Example 4: Extract Visit Number
data visit ;
- visitname = “VISIT_12_WEEK”;
- visit_no = scan(visitname,2,’_’);
- run;
Output
12
What is the SUBSTR Function in SAS?

The SUBSTR function extracts a specific portion of a character string.
Syntax
SUBSTR(string,start-position,length)
Parameters
- string → Source text
- start-position → Starting location
- length → Number of characters to extract
Example 5: Extract Year, Month, and Day
data date_ex;
dateval = “20240315”;
- year = substr(dateval,1,4);
- month = substr(dateval,5,2);
- day = substr(dateval,7,2);
- run;
Output
| Year | Month | Day |
| 2024 | 03 | 15 |
Example 6: Extract Country Code
data fixed;
- id = “USA12345”;
- country = substr(id,1,3);
- id_num = substr(id,4);
- run;
Output
| Country | ID Number |
| USA | 12345 |
Example 7: Clinical Trial Timestamp
data time_ex;
- ts = “2024-03-15 14:32:10”;
- year = substr(ts,1,4);
- month = substr(ts,6,2);
- hour = substr(ts,12,2);
- run;
Output
Year = 2024
Month = 03
Hour = 14
Clinical SAS programmers frequently work with industry standards developed by CDISC for data formatting and reporting.

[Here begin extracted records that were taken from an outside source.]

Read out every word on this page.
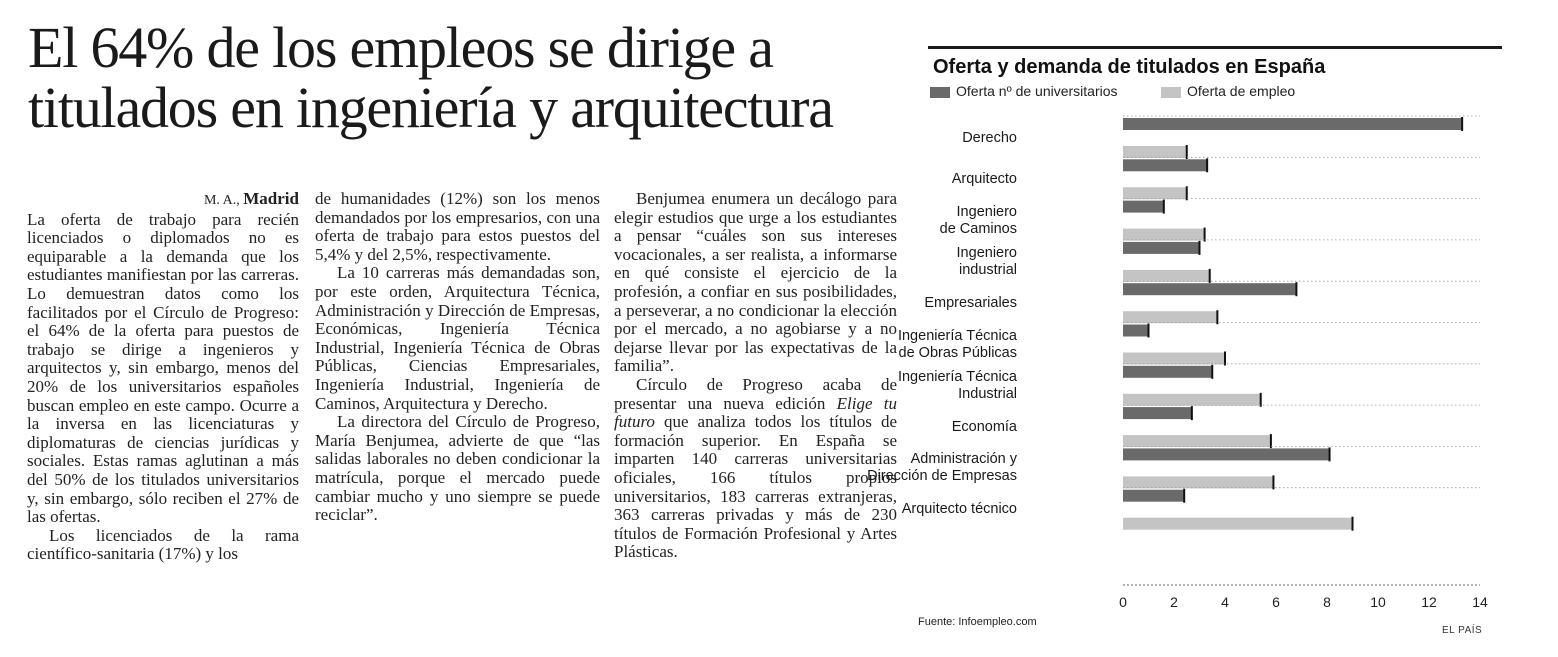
El 64% de los empleos se dirige a
titulados en ingeniería y arquitectura
M. A., Madrid

La oferta de trabajo para recién licenciados o diplomados no es equiparable a la demanda que los estudiantes manifiestan por las carreras. Lo demuestran datos como los facilitados por el Círculo de Progreso: el 64% de la oferta para puestos de trabajo se dirige a ingenieros y arquitectos y, sin embargo, menos del 20% de los universitarios españoles buscan empleo en este campo. Ocurre a la inversa en las licenciaturas y diplomaturas de ciencias jurídicas y sociales. Estas ramas aglutinan a más del 50% de los titulados universitarios y, sin embargo, sólo reciben el 27% de las ofertas.

Los licenciados de la rama científico-sanitaria (17%) y los

de humanidades (12%) son los menos demandados por los empresarios, con una oferta de trabajo para estos puestos del 5,4% y del 2,5%, respectivamente.

La 10 carreras más demandadas son, por este orden, Arquitectura Técnica, Administración y Dirección de Empresas, Económicas, Ingeniería Técnica Industrial, Ingeniería Técnica de Obras Públicas, Ciencias Empresariales, Ingeniería Industrial, Ingeniería de Caminos, Arquitectura y Derecho.

La directora del Círculo de Progreso, María Benjumea, advierte de que “las salidas laborales no deben condicionar la matrícula, porque el mercado puede cambiar mucho y uno siempre se puede reciclar”.

Benjumea enumera un decálogo para elegir estudios que urge a los estudiantes a pensar “cuáles son sus intereses vocacionales, a ser realista, a informarse en qué consiste el ejercicio de la profesión, a confiar en sus posibilidades, a perseverar, a no condicionar la elección por el mercado, a no agobiarse y a no dejarse llevar por las expectativas de la familia”.

Círculo de Progreso acaba de presentar una nueva edición Elige tu futuro que analiza todos los títulos de formación superior. En España se imparten 140 carreras universitarias oficiales, 166 títulos propios universitarios, 183 carreras extranjeras, 363 carreras privadas y más de 230 títulos de Formación Profesional y Artes Plásticas.

Oferta y demanda de titulados en España
Oferta nº de universitarios	Oferta de empleo
Derecho
Arquitecto
Ingeniero
de Caminos
Ingeniero
industrial
Empresariales
Ingeniería Técnica
de Obras Públicas
Ingeniería Técnica
Industrial
Economía
Administración y
Dirección de Empresas
Arquitecto técnico
0	2	4	6	8	10	12	14
Fuente: Infoempleo.com
EL PAÍS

Example 8: Extract Last 4 Digits
data telecom;
- mobile = “+91-98765-43210”;
- last4 = substr(scan(mobile,-1,’-‘),2);
- run;
Output
3210
What is the COMPRESS Function in SAS?

The COMPRESS function removes unwanted characters from a string.
The COMPRESS function removes unwanted characters from a string.

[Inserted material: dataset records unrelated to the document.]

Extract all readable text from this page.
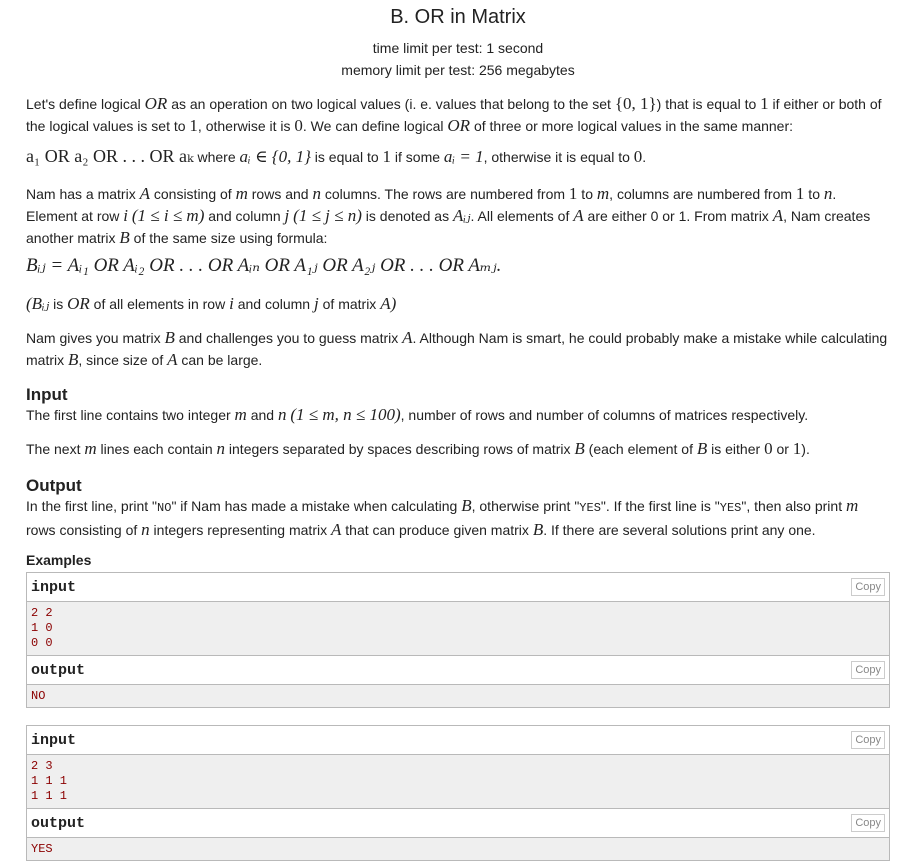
B. OR in Matrix
time limit per test: 1 second
memory limit per test: 256 megabytes
Let's define logical OR as an operation on two logical values (i. e. values that belong to the set {0, 1}) that is equal to 1 if either or both of
the logical values is set to 1, otherwise it is 0. We can define logical OR of three or more logical values in the same manner:
a₁ OR a₂ OR . . . OR aₖ where aᵢ ∈ {0, 1} is equal to 1 if some aᵢ = 1, otherwise it is equal to 0.
Nam has a matrix A consisting of m rows and n columns. The rows are numbered from 1 to m, columns are numbered from 1 to n.
Element at row i (1 ≤ i ≤ m) and column j (1 ≤ j ≤ n) is denoted as Aᵢⱼ. All elements of A are either 0 or 1. From matrix A, Nam creates
another matrix B of the same size using formula:
Bᵢⱼ = Aᵢ₁ OR Aᵢ₂ OR . . . OR Aᵢₙ OR A₁ⱼ OR A₂ⱼ OR . . . OR Aₘⱼ.
(Bᵢⱼ is OR of all elements in row i and column j of matrix A)
Nam gives you matrix B and challenges you to guess matrix A. Although Nam is smart, he could probably make a mistake while calculating
matrix B, since size of A can be large.
Input
The first line contains two integer m and n (1 ≤ m, n ≤ 100), number of rows and number of columns of matrices respectively.
The next m lines each contain n integers separated by spaces describing rows of matrix B (each element of B is either 0 or 1).
Output
In the first line, print "NO" if Nam has made a mistake when calculating B, otherwise print "YES". If the first line is "YES", then also print m
rows consisting of n integers representing matrix A that can produce given matrix B. If there are several solutions print any one.
Examples
input	Copy
2 2
1 0
0 0
output	Copy
NO
input	Copy
2 3
1 1 1
1 1 1
output	Copy
YES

Professionals enrolled in a SAS Course for Pharmacy Life Sciences Students frequently use COMPRESS to clean patient identifiers, drug codes, and laboratory values before analysis.
It is commonly used to remove:-
- Spaces
- Numbers
- Special Characters
- Alphabets
Example 9: Remove Spaces
data ex1;
- name = “Clinical SAS Training”;
- result = compress(name);
- run;
Output
ClinicalSASTraining
Example 10: Remove Hyphens
data ex2;
- phone = “98765-43210”;
- mobile = compress(phone,’-‘);
- run;
Output
9876543210
Example 11: Remove Numbers
data ex3;
- value = “ABC123XYZ”;
- letters = compress(value,’0123456789′);
- run;
Output
ABCXYZ
Example 12: Remove Alphabets
data ex4;
- value = “ABC123XYZ”;
- numbers = compress(value,’ABCDEFGHIJKLMNOPQRSTUVWXYZ’);
- run;
Output
123
Example 13: Clean Patient ID
data patient;
- patient_id = “PAT-001-2024”;
- clean_id = compress(patient_id,’-‘);
- run;
Output
PAT0012024
SCAN and SUBSTR Combined Example
Example 14: Clinical Trial Visit Extraction
data visit;
- visitname = “VISIT_12_WEEK”;
- visit_word = scan(visitname,2,’_’);
- visit_no = substr(visit_word,1);
- run;
Output
12
Example 15: Product Information Parsing
data retail;
product = “SAMSUNG-GALAXY-A53-BLACK”;
- brand = scan(product,1,’-‘);
- model = scan(product,3,’-‘);
- color = scan(product,-1,’-‘);
- run;
Output
- Brand = SAMSUNG
- Model = A53
- Color = BLACK
Conclusion

The SCAN, SUBSTR, and COMPRESS functions are essential SAS character functions used for extracting, cleaning, and transforming text data. These functions are widely used in Clinical SAS programming to process patient information, visit names, drug details, timestamps, and clinical trial datasets.
Understanding these functions will help Clinical SAS programmers write efficient code and perform data manipulation tasks more effectively in real-world projects.
Students preparing for Clinical SAS Jobs for Freshers in India should practice these functions regularly because they are commonly used in programming assessments and technical interviews.
Clinical SAS professionals often work on studies submitted to regulatory agencies such as the U.S. Food and Drug Administration (FDA).